Gli spagnoli hanno vinto le ultime sette edizioni del Gran Premio d’Italia e arrivano al Mugello da favoriti, ma in una stagione condizionata dai colpi di scena tutto diventa possibile. Anche sperare in una vittoria italiana

Nelle prime quattro posizioni della classifica sono racchiusi ben diciotto titoli mondiali. Oltre ai nove di Rossi, scivolato al quarto posto con la caduta in Francia, ci sono i cinque di Marquez, i tre di Pedrosa e l’unico titolo di Vinales, vinto in Moto3. Quattro super campioni raggruppati in appena 27 punti che lasciano aperto il pronostico a ogni possibilità. Tre di loro sono spagnoli e guardando ai risultati delle ultime sette edizioni del Gran Premio d’Italia, terra di conquista per i piloti iberici, arrivano da favoriti alla gara del Mugello.
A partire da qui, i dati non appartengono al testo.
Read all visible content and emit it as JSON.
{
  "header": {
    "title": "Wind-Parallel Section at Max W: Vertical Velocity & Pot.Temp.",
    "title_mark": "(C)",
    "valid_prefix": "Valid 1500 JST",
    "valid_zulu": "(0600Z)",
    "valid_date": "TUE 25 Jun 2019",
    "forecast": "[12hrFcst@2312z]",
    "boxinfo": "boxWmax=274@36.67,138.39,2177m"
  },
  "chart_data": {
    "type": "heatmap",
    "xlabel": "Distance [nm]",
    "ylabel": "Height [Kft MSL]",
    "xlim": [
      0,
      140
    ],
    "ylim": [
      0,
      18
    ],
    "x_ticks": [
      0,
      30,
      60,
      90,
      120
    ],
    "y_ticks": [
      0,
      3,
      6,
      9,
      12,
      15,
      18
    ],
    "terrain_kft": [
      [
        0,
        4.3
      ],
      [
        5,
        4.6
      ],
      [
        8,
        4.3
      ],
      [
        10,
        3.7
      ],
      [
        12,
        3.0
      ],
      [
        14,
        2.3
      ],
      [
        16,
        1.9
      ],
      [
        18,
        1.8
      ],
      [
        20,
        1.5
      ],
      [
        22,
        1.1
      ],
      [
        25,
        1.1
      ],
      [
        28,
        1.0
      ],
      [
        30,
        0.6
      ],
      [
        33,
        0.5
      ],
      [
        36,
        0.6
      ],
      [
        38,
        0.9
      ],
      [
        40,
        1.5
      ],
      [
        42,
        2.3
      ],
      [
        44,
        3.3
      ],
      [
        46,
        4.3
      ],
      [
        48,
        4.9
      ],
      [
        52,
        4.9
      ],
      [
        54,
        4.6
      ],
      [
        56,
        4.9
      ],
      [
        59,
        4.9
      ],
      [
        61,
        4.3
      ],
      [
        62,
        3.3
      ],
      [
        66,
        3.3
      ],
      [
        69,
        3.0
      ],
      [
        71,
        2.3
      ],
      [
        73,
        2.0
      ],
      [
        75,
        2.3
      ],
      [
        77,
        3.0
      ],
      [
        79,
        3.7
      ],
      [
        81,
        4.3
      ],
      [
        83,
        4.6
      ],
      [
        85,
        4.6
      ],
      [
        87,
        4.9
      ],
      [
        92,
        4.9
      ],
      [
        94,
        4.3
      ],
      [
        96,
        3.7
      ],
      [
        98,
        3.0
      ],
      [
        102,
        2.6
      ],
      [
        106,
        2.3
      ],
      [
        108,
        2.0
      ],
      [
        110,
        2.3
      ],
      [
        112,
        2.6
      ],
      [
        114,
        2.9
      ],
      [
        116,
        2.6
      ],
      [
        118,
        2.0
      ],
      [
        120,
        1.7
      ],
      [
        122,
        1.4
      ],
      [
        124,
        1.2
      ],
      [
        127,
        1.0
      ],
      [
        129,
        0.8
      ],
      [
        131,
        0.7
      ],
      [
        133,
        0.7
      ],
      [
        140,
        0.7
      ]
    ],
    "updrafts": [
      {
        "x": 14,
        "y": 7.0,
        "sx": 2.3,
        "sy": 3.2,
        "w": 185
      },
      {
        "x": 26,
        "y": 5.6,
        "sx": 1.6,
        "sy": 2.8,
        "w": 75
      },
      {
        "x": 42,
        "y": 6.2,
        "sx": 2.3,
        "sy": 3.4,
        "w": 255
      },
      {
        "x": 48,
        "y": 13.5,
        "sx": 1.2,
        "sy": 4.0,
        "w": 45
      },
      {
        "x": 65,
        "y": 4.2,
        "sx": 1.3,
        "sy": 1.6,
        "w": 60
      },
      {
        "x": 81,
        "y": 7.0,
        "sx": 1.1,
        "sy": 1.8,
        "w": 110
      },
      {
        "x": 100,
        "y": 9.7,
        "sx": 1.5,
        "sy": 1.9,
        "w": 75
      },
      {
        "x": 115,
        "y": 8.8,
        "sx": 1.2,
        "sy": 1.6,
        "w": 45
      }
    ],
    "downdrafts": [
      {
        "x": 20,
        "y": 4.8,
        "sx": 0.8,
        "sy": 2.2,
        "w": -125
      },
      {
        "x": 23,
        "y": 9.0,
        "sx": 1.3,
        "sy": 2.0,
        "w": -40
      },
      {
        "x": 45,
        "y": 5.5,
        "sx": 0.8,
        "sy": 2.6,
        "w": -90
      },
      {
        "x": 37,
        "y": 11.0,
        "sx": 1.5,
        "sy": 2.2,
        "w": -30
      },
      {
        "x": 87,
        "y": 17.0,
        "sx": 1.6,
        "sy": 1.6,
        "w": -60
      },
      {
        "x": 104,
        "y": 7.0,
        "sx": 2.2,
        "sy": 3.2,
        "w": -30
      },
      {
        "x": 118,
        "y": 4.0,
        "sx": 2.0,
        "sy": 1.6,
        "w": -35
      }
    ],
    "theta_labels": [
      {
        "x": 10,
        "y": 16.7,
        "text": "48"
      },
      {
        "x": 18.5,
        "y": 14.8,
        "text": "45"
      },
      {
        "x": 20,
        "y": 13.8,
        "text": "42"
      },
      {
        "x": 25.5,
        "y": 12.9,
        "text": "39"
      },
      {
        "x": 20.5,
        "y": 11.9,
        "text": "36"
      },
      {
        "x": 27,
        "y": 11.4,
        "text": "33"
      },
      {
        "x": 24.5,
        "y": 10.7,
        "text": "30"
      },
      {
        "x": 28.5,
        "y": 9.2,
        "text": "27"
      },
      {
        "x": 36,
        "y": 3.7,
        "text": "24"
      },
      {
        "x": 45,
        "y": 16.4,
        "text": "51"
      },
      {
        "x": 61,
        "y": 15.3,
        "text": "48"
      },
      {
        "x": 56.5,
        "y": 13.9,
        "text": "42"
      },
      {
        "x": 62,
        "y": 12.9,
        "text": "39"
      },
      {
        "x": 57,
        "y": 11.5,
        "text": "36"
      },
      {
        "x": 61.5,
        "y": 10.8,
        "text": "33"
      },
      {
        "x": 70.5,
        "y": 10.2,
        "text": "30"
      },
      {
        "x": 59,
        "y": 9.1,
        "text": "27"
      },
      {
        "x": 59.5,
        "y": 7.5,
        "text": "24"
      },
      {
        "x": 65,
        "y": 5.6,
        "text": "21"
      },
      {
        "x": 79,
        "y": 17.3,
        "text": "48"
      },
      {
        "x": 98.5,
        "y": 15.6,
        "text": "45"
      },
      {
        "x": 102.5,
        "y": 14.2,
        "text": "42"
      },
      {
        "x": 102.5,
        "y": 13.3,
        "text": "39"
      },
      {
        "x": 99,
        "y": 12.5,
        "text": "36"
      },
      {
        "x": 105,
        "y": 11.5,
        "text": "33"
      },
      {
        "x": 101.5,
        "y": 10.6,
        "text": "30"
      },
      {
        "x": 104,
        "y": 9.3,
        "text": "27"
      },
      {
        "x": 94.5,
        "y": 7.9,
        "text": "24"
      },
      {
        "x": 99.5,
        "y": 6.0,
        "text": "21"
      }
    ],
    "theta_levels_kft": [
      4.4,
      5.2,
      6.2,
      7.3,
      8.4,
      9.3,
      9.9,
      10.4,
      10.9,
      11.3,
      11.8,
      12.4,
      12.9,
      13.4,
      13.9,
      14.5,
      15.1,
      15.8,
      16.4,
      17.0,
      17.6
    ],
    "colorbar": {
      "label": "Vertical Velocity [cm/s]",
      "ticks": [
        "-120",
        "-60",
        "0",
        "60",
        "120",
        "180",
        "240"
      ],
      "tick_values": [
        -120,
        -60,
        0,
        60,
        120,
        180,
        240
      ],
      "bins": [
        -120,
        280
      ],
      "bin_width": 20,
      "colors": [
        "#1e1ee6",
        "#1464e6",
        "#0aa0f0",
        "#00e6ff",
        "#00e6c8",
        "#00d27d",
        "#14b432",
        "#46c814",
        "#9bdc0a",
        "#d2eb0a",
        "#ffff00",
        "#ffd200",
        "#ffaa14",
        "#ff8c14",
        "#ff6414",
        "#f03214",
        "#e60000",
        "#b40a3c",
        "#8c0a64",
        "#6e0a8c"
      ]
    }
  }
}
I pronostici però sono fatti per essere smentiti, perché il vento può sempre cambiare all’improvviso e gli italiani hanno la possibilità di ribaltare un risultato forse già scritto. Quasi un terzo del campionato è scivolato via, è il caso di dirlo, tra cadute e colpi di scena clamorosi. Tra vittorie scontate e poi sfumate nell’incredulità generale. Tra protagonisti ritrovati oppure inattesi. Mai come quest’anno i giochi sono stati così aperti. Mai come oggi l’imponderabile è diventato possibile.